The news dropped Evergy’s stock more than 10% to its lowest price since mid-May.
The company had been reviewing strategic options under a March agreement with activist investor Elliott Management Corp, which earlier this year demanded Evergy find a merger partner or implement changes to bolster the utility’s stock price.
A number of bidders submitted offers for Evergy by last week’s deadline, and they were reviewed by the company’s board in consultation with its advisers in recent days.
These offers were not considered acceptable, and the company will unveil a new strategic plan to operate as an independent company on Wednesday, as part of its scheduled earnings announcement, the two sources said, speaking on condition of anonymity as the information is not public.
A spokeswoman for Evergy declined to comment.
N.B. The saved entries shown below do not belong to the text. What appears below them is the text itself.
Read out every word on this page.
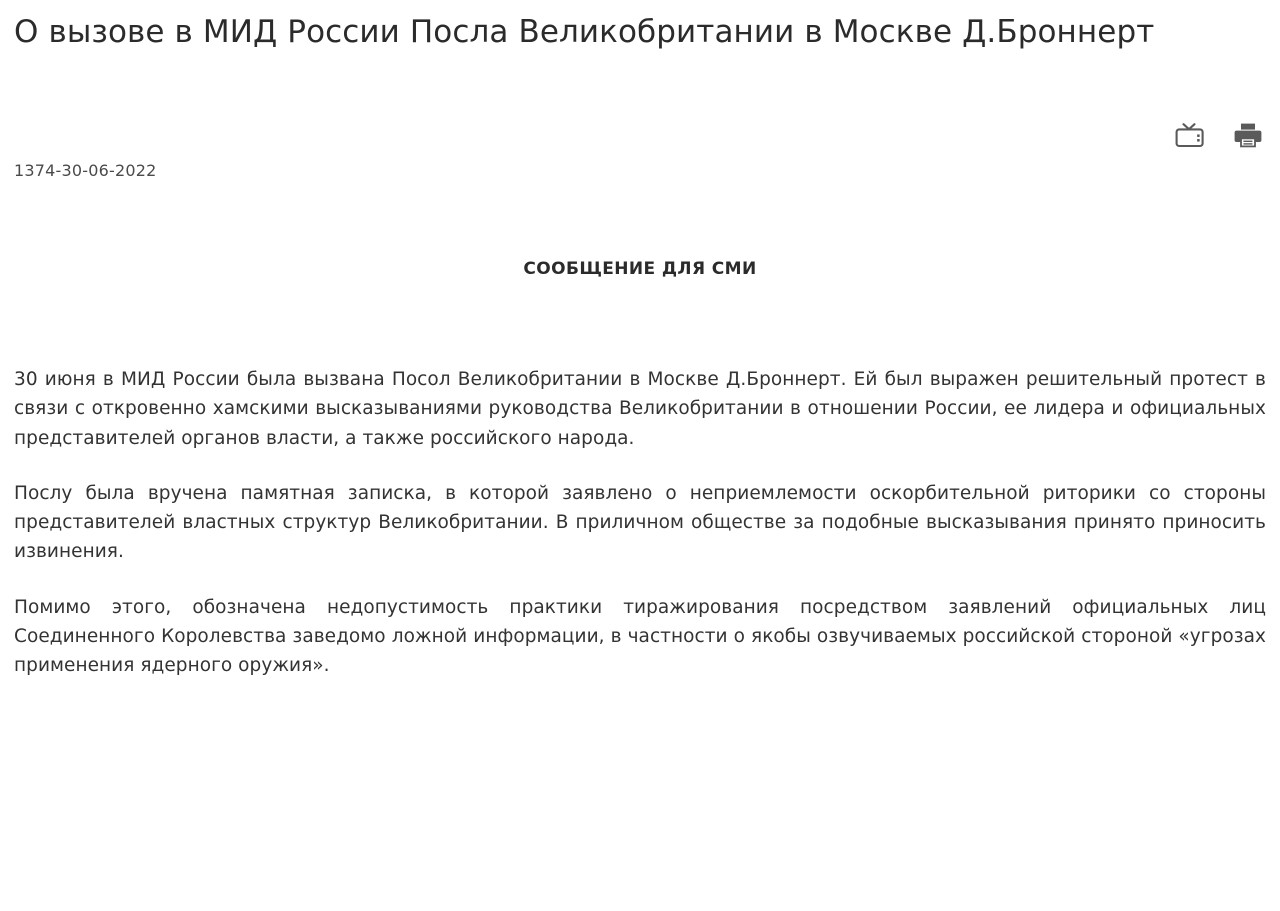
О вызове в МИД России Посла Великобритании в Москве Д.Броннерт
1374-30-06-2022
СООБЩЕНИЕ ДЛЯ СМИ

30 июня в МИД России была вызвана Посол Великобритании в Москве Д.Броннерт. Ей был выражен решительный протест в связи с откровенно хамскими высказываниями руководства Великобритании в отношении России, ее лидера и официальных представителей органов власти, а также российского народа.

Послу была вручена памятная записка, в которой заявлено о неприемлемости оскорбительной риторики со стороны представителей властных структур Великобритании. В приличном обществе за подобные высказывания принято приносить извинения.

Помимо этого, обозначена недопустимость практики тиражирования посредством заявлений официальных лиц Соединенного Королевства заведомо ложной информации, в частности о якобы озвучиваемых российской стороной «угрозах применения ядерного оружия».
Bloomberg News reported earlier on Tuesday that Evergy had decided to forgo a sale.
Evergy’s stock closed Monday at $62.68, valuing the company at $14.2 billion, below the $73 it traded at in early March, when Evergy struck the Elliott agreement.
This fall-off, caused by the pandemic, meant selling now was not the prudent move, one of the sources said.
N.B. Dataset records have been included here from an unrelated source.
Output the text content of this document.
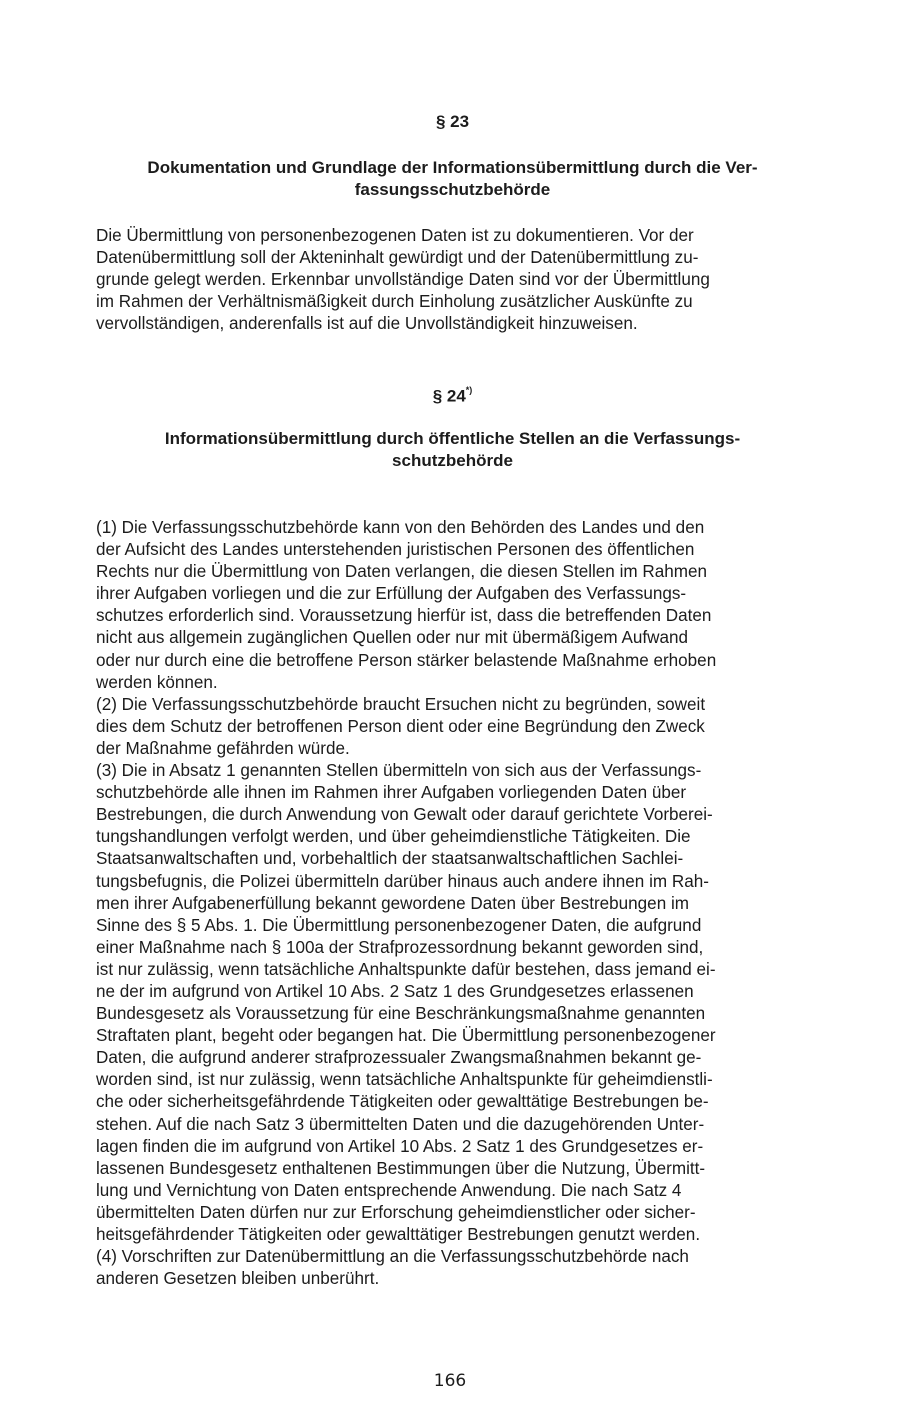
§ 23
Dokumentation und Grundlage der Informationsübermittlung durch die Ver-
fassungsschutzbehörde
Die Übermittlung von personenbezogenen Daten ist zu dokumentieren. Vor der
Datenübermittlung soll der Akteninhalt gewürdigt und der Datenübermittlung zu-
grunde gelegt werden. Erkennbar unvollständige Daten sind vor der Übermittlung
im Rahmen der Verhältnismäßigkeit durch Einholung zusätzlicher Auskünfte zu
vervollständigen, anderenfalls ist auf die Unvollständigkeit hinzuweisen.
§ 24*)
Informationsübermittlung durch öffentliche Stellen an die Verfassungs-
schutzbehörde
(1) Die Verfassungsschutzbehörde kann von den Behörden des Landes und den
der Aufsicht des Landes unterstehenden juristischen Personen des öffentlichen
Rechts nur die Übermittlung von Daten verlangen, die diesen Stellen im Rahmen
ihrer Aufgaben vorliegen und die zur Erfüllung der Aufgaben des Verfassungs-
schutzes erforderlich sind. Voraussetzung hierfür ist, dass die betreffenden Daten
nicht aus allgemein zugänglichen Quellen oder nur mit übermäßigem Aufwand
oder nur durch eine die betroffene Person stärker belastende Maßnahme erhoben
werden können.
(2) Die Verfassungsschutzbehörde braucht Ersuchen nicht zu begründen, soweit
dies dem Schutz der betroffenen Person dient oder eine Begründung den Zweck
der Maßnahme gefährden würde.
(3) Die in Absatz 1 genannten Stellen übermitteln von sich aus der Verfassungs-
schutzbehörde alle ihnen im Rahmen ihrer Aufgaben vorliegenden Daten über
Bestrebungen, die durch Anwendung von Gewalt oder darauf gerichtete Vorberei-
tungshandlungen verfolgt werden, und über geheimdienstliche Tätigkeiten. Die
Staatsanwaltschaften und, vorbehaltlich der staatsanwaltschaftlichen Sachlei-
tungsbefugnis, die Polizei übermitteln darüber hinaus auch andere ihnen im Rah-
men ihrer Aufgabenerfüllung bekannt gewordene Daten über Bestrebungen im
Sinne des § 5 Abs. 1. Die Übermittlung personenbezogener Daten, die aufgrund
einer Maßnahme nach § 100a der Strafprozessordnung bekannt geworden sind,
ist nur zulässig, wenn tatsächliche Anhaltspunkte dafür bestehen, dass jemand ei-
ne der im aufgrund von Artikel 10 Abs. 2 Satz 1 des Grundgesetzes erlassenen
Bundesgesetz als Voraussetzung für eine Beschränkungsmaßnahme genannten
Straftaten plant, begeht oder begangen hat. Die Übermittlung personenbezogener
Daten, die aufgrund anderer strafprozessualer Zwangsmaßnahmen bekannt ge-
worden sind, ist nur zulässig, wenn tatsächliche Anhaltspunkte für geheimdienstli-
che oder sicherheitsgefährdende Tätigkeiten oder gewalttätige Bestrebungen be-
stehen. Auf die nach Satz 3 übermittelten Daten und die dazugehörenden Unter-
lagen finden die im aufgrund von Artikel 10 Abs. 2 Satz 1 des Grundgesetzes er-
lassenen Bundesgesetz enthaltenen Bestimmungen über die Nutzung, Übermitt-
lung und Vernichtung von Daten entsprechende Anwendung. Die nach Satz 4
übermittelten Daten dürfen nur zur Erforschung geheimdienstlicher oder sicher-
heitsgefährdender Tätigkeiten oder gewalttätiger Bestrebungen genutzt werden.
(4) Vorschriften zur Datenübermittlung an die Verfassungsschutzbehörde nach
anderen Gesetzen bleiben unberührt.
166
Disclosing a stake which made it the firm’s fourth-largest shareholder, Elliott said in January some $5 billion of value could be added if Evergy cut costs. Alternatively, Evergy should merge with another utility to generate better performance.
The March accord, under which Elliott pledged to support Evergy’s board and management until Nov. 2, 2020, has drawn scrutiny, with the Kansas regulator saying in June it would probe whether proposed actions would be bad for customers.
Formed out of the merger of Great Plains Energy and Westar Energy in 2018, Evergy serves 1.6 million customers in Kansas and Missouri.